The next day in school, I picked up enough courage to ask the teacher for one grace mark so that I could pass. He agreed because I had scored well in the rest of the subjects. “I’ve increased one mark. Promise me you will do better from now on,” he said. Although I promised him that, I didn’t tell him that howsoever hard I tried to study mathematics, I couldn’t understand an iota of it. I never had a way with numbers. And I used to think that only child prodigies could actually know what an iota was.

The same evening, my anxious and furious mother enrolled me for tuitions with a tutor who looked as old as mathematics itself. She proudly told me that this teacher had been teaching even before she was born. He confirmed that by pulling out a tooth from his jaw, while nostalgically telling us a story of his old haveli in Lahore. He looked more like a chirpy old grandpa, than a stern mathematics teacher.

When he asked me about my marks, I replied shamefully, “31”. He smiled his toothless smile and said, “You shouldn’t feel ashamed of your marks. You aren’t at zero. At least you are at 31.” I liked him instantly, because he was the first person who had realised how hard it had been for me to reach even that milestone. “One day, I’ll make you fall in love with mathematics irrevocably,” he said. And by the time he made me solve the first algebraic equation, it was already love at first sight.

Sir would narrate varied stories while teaching. Slowly, he removed the fear of mathematics from my mind, the rest just followed. I kept the promise I had made to my schoolteacher, by scoring high in the next exam.

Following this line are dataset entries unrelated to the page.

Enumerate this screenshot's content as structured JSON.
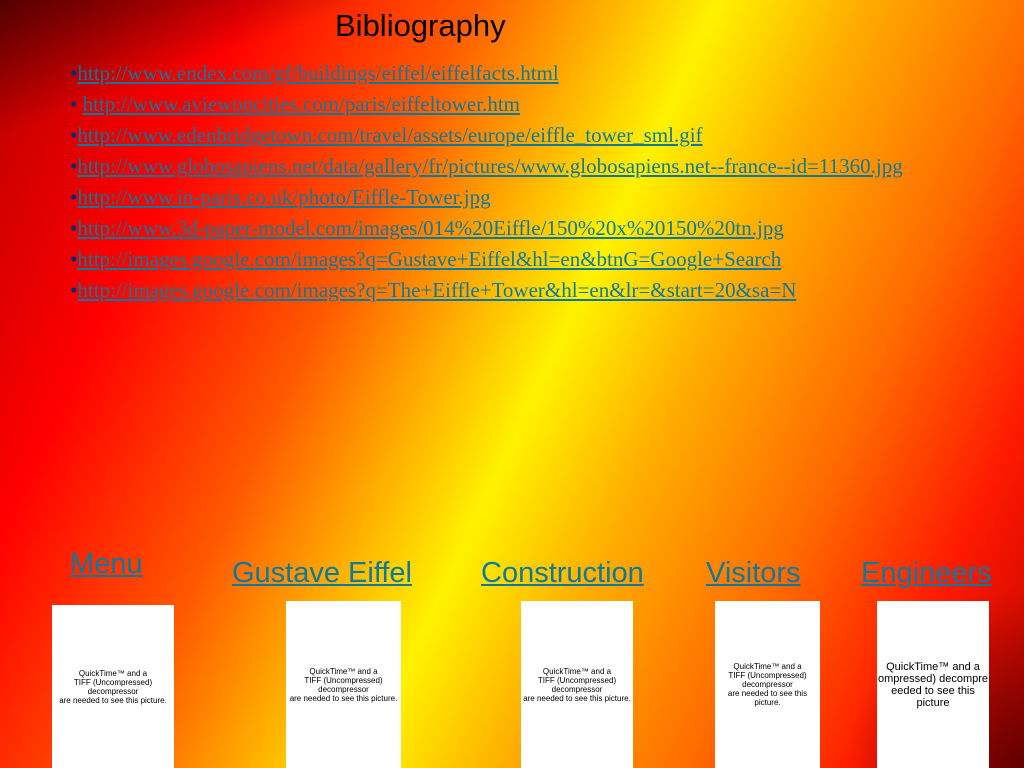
{
  "title": "Bibliography",
  "bibliography": {
    "bullet": "•",
    "items": [
      {
        "text": "http://www.endex.com/gf/buildings/eiffel/eiffelfacts.html"
      },
      {
        "text": "http://www.aviewoncities.com/paris/eiffeltower.htm"
      },
      {
        "text": "http://www.edenbridgetown.com/travel/assets/europe/eiffle_tower_sml.gif"
      },
      {
        "text": "http://www.globosapiens.net/data/gallery/fr/pictures/www.globosapiens.net--france--id=11360.jpg"
      },
      {
        "text": "http://www.in-paris.co.uk/photo/Eiffle-Tower.jpg"
      },
      {
        "text": "http://www.3d-paper-model.com/images/014%20Eiffle/150%20x%20150%20tn.jpg"
      },
      {
        "text": "http://images.google.com/images?q=Gustave+Eiffel&hl=en&btnG=Google+Search"
      },
      {
        "text": "http://images.google.com/images?q=The+Eiffle+Tower&hl=en&lr=&start=20&sa=N"
      }
    ]
  },
  "nav": {
    "menu": "Menu",
    "gustave_eiffel": "Gustave Eiffel",
    "construction": "Construction",
    "visitors": "Visitors",
    "engineers": "Engineers"
  },
  "thumbnails": {
    "thumb1": "QuickTime™ and a\nTIFF (Uncompressed) decompressor\nare needed to see this picture.",
    "thumb2": "QuickTime™ and a\nTIFF (Uncompressed) decompressor\nare needed to see this picture.",
    "thumb3": "QuickTime™ and a\nTIFF (Uncompressed) decompressor\nare needed to see this picture.",
    "thumb4": "QuickTime™ and a\nTIFF (Uncompressed) decompressor\nare needed to see this picture.",
    "thumb5": "QuickTime™ and a\nompressed) decompre\needed to see this picture"
  },
  "colors": {
    "link": "#0b7a9e",
    "bullet": "#002a7a",
    "title": "#000000"
  }
}
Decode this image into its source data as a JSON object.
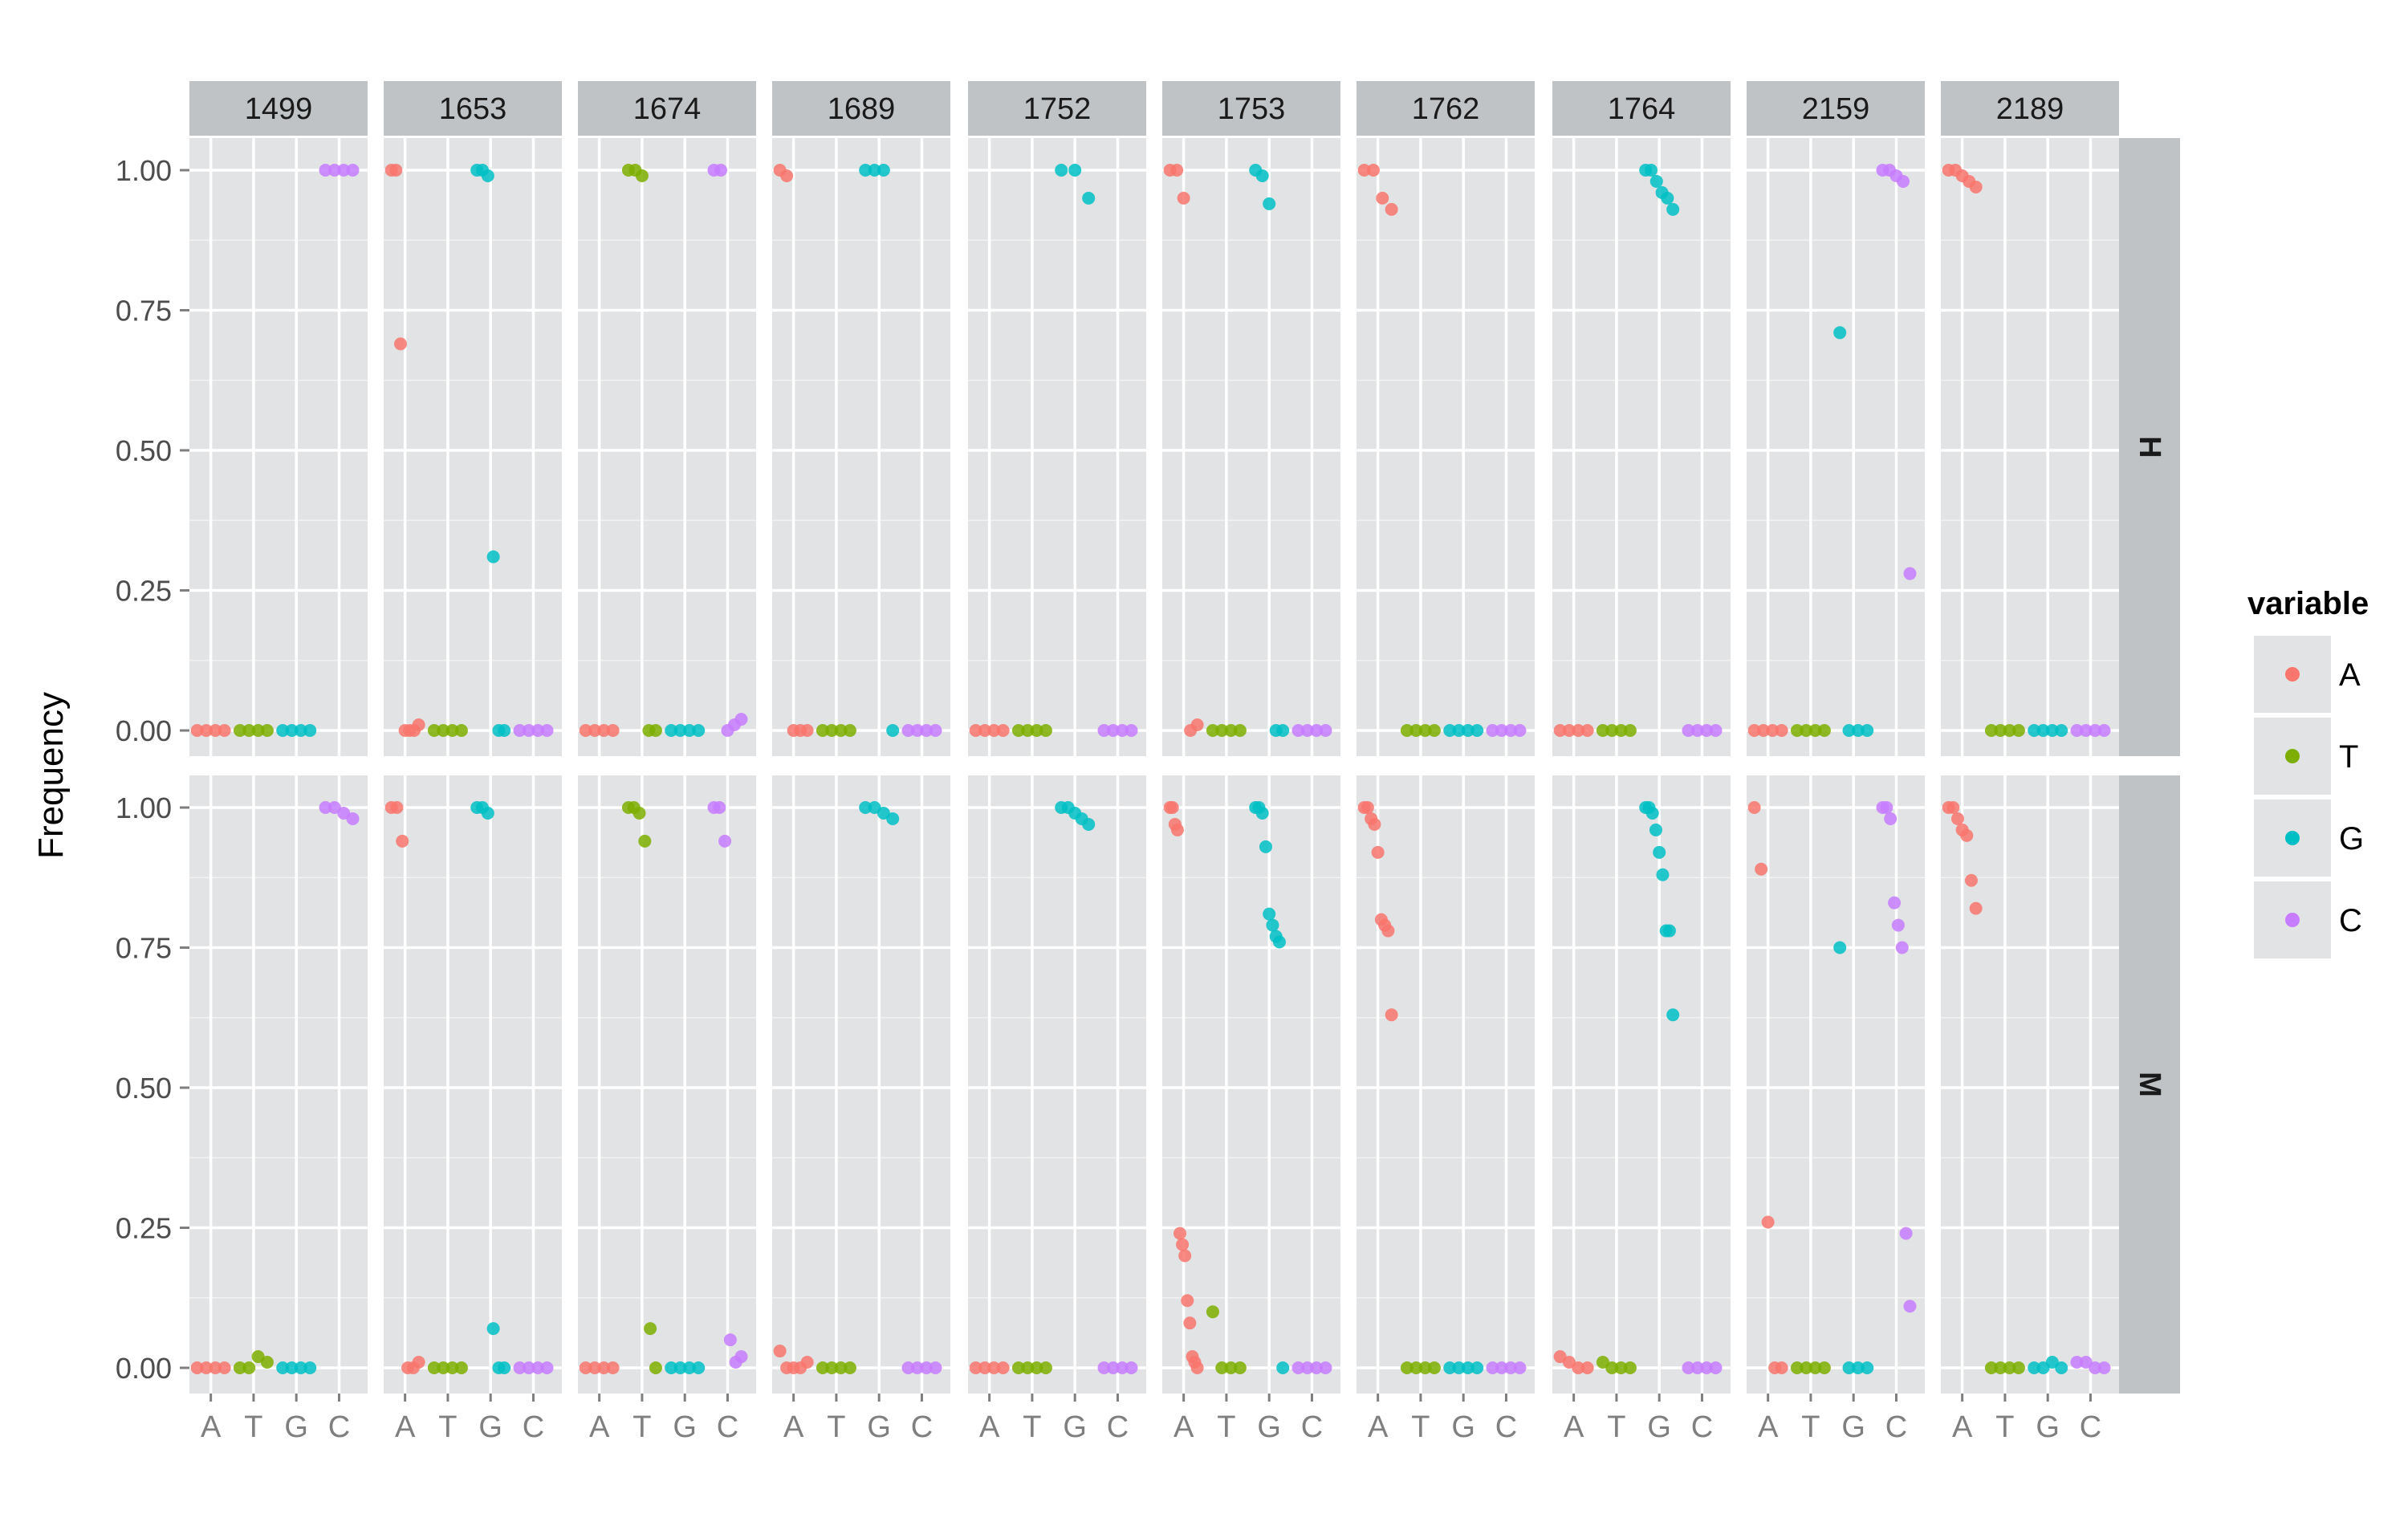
{
  "chart_data": {
    "type": "scatter",
    "facet_columns": [
      "1499",
      "1653",
      "1674",
      "1689",
      "1752",
      "1753",
      "1762",
      "1764",
      "2159",
      "2189"
    ],
    "facet_rows": [
      "H",
      "M"
    ],
    "x_categories": [
      "A",
      "T",
      "G",
      "C"
    ],
    "ylabel": "Frequency",
    "xlabel": "",
    "ylim": [
      0,
      1.05
    ],
    "y_ticks": [
      "0.00",
      "0.25",
      "0.50",
      "0.75",
      "1.00"
    ],
    "grid": true,
    "legend": {
      "title": "variable",
      "position": "right",
      "entries": [
        "A",
        "T",
        "G",
        "C"
      ]
    },
    "colors": {
      "A": "#F8766D",
      "T": "#7CAE00",
      "G": "#00BFC4",
      "C": "#C77CFF"
    },
    "panels": {
      "H": {
        "1499": {
          "A": [
            0,
            0,
            0,
            0
          ],
          "T": [
            0,
            0,
            0,
            0
          ],
          "G": [
            0,
            0,
            0,
            0
          ],
          "C": [
            1,
            1,
            1,
            1
          ]
        },
        "1653": {
          "A": [
            1,
            1,
            0.69,
            0,
            0,
            0,
            0.01
          ],
          "T": [
            0,
            0,
            0,
            0
          ],
          "G": [
            1,
            1,
            0.99,
            0.31,
            0,
            0
          ],
          "C": [
            0,
            0,
            0,
            0
          ]
        },
        "1674": {
          "A": [
            0,
            0,
            0,
            0
          ],
          "T": [
            1,
            1,
            0.99,
            0,
            0
          ],
          "G": [
            0,
            0,
            0,
            0
          ],
          "C": [
            1,
            1,
            0,
            0.01,
            0.02
          ]
        },
        "1689": {
          "A": [
            1,
            0.99,
            0,
            0,
            0
          ],
          "T": [
            0,
            0,
            0,
            0
          ],
          "G": [
            1,
            1,
            1,
            0
          ],
          "C": [
            0,
            0,
            0,
            0
          ]
        },
        "1752": {
          "A": [
            0,
            0,
            0,
            0
          ],
          "T": [
            0,
            0,
            0,
            0
          ],
          "G": [
            1,
            1,
            0.95
          ],
          "C": [
            0,
            0,
            0,
            0
          ]
        },
        "1753": {
          "A": [
            1,
            1,
            0.95,
            0,
            0.01
          ],
          "T": [
            0,
            0,
            0,
            0
          ],
          "G": [
            1,
            0.99,
            0.94,
            0,
            0
          ],
          "C": [
            0,
            0,
            0,
            0
          ]
        },
        "1762": {
          "A": [
            1,
            1,
            0.95,
            0.93
          ],
          "T": [
            0,
            0,
            0,
            0
          ],
          "G": [
            0,
            0,
            0,
            0
          ],
          "C": [
            0,
            0,
            0,
            0
          ]
        },
        "1764": {
          "A": [
            0,
            0,
            0,
            0
          ],
          "T": [
            0,
            0,
            0,
            0
          ],
          "G": [
            1,
            1,
            0.98,
            0.96,
            0.95,
            0.93
          ],
          "C": [
            0,
            0,
            0,
            0
          ]
        },
        "2159": {
          "A": [
            0,
            0,
            0,
            0
          ],
          "T": [
            0,
            0,
            0,
            0
          ],
          "G": [
            0.71,
            0,
            0,
            0
          ],
          "C": [
            1,
            1,
            0.99,
            0.98,
            0.28
          ]
        },
        "2189": {
          "A": [
            1,
            1,
            0.99,
            0.98,
            0.97
          ],
          "T": [
            0,
            0,
            0,
            0
          ],
          "G": [
            0,
            0,
            0,
            0
          ],
          "C": [
            0,
            0,
            0,
            0
          ]
        }
      },
      "M": {
        "1499": {
          "A": [
            0,
            0,
            0,
            0
          ],
          "T": [
            0,
            0,
            0.02,
            0.01
          ],
          "G": [
            0,
            0,
            0,
            0
          ],
          "C": [
            1,
            1,
            0.99,
            0.98
          ]
        },
        "1653": {
          "A": [
            1,
            1,
            0.94,
            0,
            0,
            0.01
          ],
          "T": [
            0,
            0,
            0,
            0
          ],
          "G": [
            1,
            1,
            0.99,
            0.07,
            0,
            0
          ],
          "C": [
            0,
            0,
            0,
            0
          ]
        },
        "1674": {
          "A": [
            0,
            0,
            0,
            0
          ],
          "T": [
            1,
            1,
            0.99,
            0.94,
            0.07,
            0
          ],
          "G": [
            0,
            0,
            0,
            0
          ],
          "C": [
            1,
            1,
            0.94,
            0.05,
            0.01,
            0.02
          ]
        },
        "1689": {
          "A": [
            0.03,
            0,
            0,
            0,
            0.01
          ],
          "T": [
            0,
            0,
            0,
            0
          ],
          "G": [
            1,
            1,
            0.99,
            0.98
          ],
          "C": [
            0,
            0,
            0,
            0
          ]
        },
        "1752": {
          "A": [
            0,
            0,
            0,
            0
          ],
          "T": [
            0,
            0,
            0,
            0
          ],
          "G": [
            1,
            1,
            0.99,
            0.98,
            0.97
          ],
          "C": [
            0,
            0,
            0,
            0
          ]
        },
        "1753": {
          "A": [
            1,
            1,
            0.97,
            0.96,
            0.24,
            0.22,
            0.2,
            0.12,
            0.08,
            0.02,
            0.01,
            0
          ],
          "T": [
            0.1,
            0,
            0,
            0
          ],
          "G": [
            1,
            1,
            0.99,
            0.93,
            0.81,
            0.79,
            0.77,
            0.76,
            0
          ],
          "C": [
            0,
            0,
            0,
            0
          ]
        },
        "1762": {
          "A": [
            1,
            1,
            0.98,
            0.97,
            0.92,
            0.8,
            0.79,
            0.78,
            0.63
          ],
          "T": [
            0,
            0,
            0,
            0
          ],
          "G": [
            0,
            0,
            0,
            0
          ],
          "C": [
            0,
            0,
            0,
            0
          ]
        },
        "1764": {
          "A": [
            0.02,
            0.01,
            0,
            0
          ],
          "T": [
            0.01,
            0,
            0,
            0
          ],
          "G": [
            1,
            1,
            0.99,
            0.96,
            0.92,
            0.88,
            0.78,
            0.78,
            0.63
          ],
          "C": [
            0,
            0,
            0,
            0
          ]
        },
        "2159": {
          "A": [
            1,
            0.89,
            0.26,
            0,
            0
          ],
          "T": [
            0,
            0,
            0,
            0
          ],
          "G": [
            0.75,
            0,
            0,
            0
          ],
          "C": [
            1,
            1,
            0.98,
            0.83,
            0.79,
            0.75,
            0.24,
            0.11
          ]
        },
        "2189": {
          "A": [
            1,
            1,
            0.98,
            0.96,
            0.95,
            0.87,
            0.82
          ],
          "T": [
            0,
            0,
            0,
            0
          ],
          "G": [
            0,
            0,
            0.01,
            0
          ],
          "C": [
            0.01,
            0.01,
            0,
            0
          ]
        }
      }
    }
  }
}
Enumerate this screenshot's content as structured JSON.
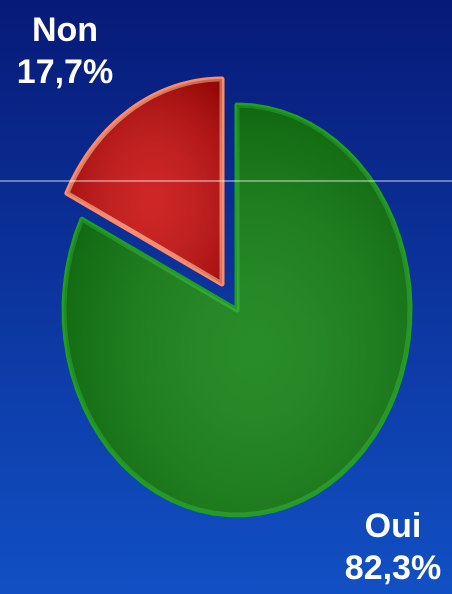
{
  "chart_data": {
    "type": "pie",
    "categories": [
      "Oui",
      "Non"
    ],
    "values": [
      82.3,
      17.7
    ],
    "value_labels": [
      "82,3%",
      "17,7%"
    ],
    "colors": [
      "#0a7d0a",
      "#c80808"
    ],
    "edgecolors": [
      "#1ea01e",
      "#ff8a6a"
    ]
  }
}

My love story with mathematics continued to flourish. Soon, I had detected a totalling mistake of the schoolteacher, became the new child prodigy of my class who knew exactly what an iota was, and whose notebook everyone wanted to borrow. But this love story didn’t end at that. The next year, in the CBSE board exams of Class 10, I scored a perfect 100 in mathematics.

The journey from 31 to 100 wasn’t easy, but it was worth it. And I realised that I had actually fallen in love with mathematics irrevocably, when I chose to pursue a mathematical journey called engineering.